The canonical view of G protein-coupled receptor (GPCR) function is that receptor trafficking is tightly coupled to signaling. GPCRs remain on the plasma membrane (PM) at the cell surface until they are activated, after which they are desensitized and internalized into endosomal compartments. This canonical view presents an interesting context for proton-sensing GPCRs because they are more likely to be activated in acidic endosomal compartments than at the PM. Here we show that the trafficking of the prototypical proton-sensor GPR65 is fully uncoupled from signaling, unlike that of other known mammalian GPCRs.
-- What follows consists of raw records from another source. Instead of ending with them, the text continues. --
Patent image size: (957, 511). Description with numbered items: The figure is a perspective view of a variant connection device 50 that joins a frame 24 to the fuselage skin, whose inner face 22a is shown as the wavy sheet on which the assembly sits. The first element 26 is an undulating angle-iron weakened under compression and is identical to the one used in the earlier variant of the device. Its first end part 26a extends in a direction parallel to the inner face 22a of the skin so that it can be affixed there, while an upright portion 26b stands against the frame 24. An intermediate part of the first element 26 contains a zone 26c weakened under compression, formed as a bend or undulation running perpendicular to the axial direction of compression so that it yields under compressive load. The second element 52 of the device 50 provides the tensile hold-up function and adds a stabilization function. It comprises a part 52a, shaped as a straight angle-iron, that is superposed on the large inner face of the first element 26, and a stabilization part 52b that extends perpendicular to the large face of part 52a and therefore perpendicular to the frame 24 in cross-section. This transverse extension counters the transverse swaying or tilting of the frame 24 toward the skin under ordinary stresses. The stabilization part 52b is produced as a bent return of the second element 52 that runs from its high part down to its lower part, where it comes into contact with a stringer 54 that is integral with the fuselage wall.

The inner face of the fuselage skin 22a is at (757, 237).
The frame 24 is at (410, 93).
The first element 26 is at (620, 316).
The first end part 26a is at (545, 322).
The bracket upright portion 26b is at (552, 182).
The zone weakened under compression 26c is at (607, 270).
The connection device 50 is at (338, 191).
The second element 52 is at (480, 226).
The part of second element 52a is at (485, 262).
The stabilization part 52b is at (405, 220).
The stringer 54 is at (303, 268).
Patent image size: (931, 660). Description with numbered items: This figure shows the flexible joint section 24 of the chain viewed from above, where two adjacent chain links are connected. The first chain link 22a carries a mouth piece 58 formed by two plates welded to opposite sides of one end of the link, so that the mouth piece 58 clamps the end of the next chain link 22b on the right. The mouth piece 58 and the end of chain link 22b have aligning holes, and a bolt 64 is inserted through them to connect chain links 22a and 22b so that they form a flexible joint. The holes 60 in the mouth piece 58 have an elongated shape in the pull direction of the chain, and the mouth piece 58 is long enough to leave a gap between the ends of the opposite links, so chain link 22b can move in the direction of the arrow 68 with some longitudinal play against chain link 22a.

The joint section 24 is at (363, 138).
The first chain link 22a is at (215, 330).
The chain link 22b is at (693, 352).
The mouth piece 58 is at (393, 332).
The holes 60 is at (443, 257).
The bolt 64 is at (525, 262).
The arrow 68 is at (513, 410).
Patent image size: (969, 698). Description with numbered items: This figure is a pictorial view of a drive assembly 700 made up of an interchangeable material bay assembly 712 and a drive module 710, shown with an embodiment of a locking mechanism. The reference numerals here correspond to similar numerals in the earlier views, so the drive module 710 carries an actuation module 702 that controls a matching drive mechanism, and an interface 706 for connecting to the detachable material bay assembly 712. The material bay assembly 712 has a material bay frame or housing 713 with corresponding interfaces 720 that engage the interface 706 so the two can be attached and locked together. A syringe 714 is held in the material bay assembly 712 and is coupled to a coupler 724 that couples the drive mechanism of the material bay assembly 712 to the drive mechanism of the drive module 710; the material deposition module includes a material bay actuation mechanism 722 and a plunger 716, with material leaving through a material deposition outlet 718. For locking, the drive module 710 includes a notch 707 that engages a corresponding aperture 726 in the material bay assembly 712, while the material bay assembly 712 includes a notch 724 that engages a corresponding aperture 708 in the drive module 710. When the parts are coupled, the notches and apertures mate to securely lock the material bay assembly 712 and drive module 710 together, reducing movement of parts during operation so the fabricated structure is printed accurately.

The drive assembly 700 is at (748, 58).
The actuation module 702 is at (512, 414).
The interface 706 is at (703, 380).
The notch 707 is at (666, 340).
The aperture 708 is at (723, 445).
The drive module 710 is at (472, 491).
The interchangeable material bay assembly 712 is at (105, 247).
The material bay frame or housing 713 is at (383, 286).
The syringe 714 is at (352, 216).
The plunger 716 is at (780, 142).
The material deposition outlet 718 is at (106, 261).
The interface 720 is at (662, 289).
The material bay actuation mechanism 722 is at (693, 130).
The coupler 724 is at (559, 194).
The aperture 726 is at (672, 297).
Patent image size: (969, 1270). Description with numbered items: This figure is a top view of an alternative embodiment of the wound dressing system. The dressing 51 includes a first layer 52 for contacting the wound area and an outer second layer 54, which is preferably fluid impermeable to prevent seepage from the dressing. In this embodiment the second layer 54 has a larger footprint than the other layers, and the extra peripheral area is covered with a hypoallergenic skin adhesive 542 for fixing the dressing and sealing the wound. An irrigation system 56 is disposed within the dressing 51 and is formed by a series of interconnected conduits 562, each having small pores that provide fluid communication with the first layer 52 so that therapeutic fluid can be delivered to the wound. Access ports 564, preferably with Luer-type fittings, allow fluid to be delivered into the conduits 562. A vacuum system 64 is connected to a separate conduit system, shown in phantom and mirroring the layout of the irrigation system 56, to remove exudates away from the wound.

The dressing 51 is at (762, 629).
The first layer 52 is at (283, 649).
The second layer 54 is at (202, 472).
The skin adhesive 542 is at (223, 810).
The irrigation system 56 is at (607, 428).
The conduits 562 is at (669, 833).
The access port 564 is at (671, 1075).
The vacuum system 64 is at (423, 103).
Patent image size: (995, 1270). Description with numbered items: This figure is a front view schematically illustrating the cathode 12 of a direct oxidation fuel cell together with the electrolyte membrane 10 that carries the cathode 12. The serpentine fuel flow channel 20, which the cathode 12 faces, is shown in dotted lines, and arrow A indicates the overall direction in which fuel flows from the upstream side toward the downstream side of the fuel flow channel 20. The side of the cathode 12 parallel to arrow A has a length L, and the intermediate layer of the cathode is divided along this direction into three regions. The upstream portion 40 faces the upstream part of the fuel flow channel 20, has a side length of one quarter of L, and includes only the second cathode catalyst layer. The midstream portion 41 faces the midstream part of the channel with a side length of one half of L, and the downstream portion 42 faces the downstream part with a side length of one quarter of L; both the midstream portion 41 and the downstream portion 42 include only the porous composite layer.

GPR65 internalized and localized to early and late endosomes, from where they signal at steady state, irrespective of extracellular pH. Acidic extracellular environments stimulated receptor signaling at the PM in a dose-dependent manner, although endosomal GPR65 was still required for a full signaling response. Receptor mutants that were incapable of activating cAMP trafficked normally, internalized, and localized to endosomal compartments. Our results show that GPR65 is constitutively active in endosomes, and suggest a model where changes in extracellular pH reprograms the spatial pattern of receptor signaling and biases the location of signaling to the cell surface.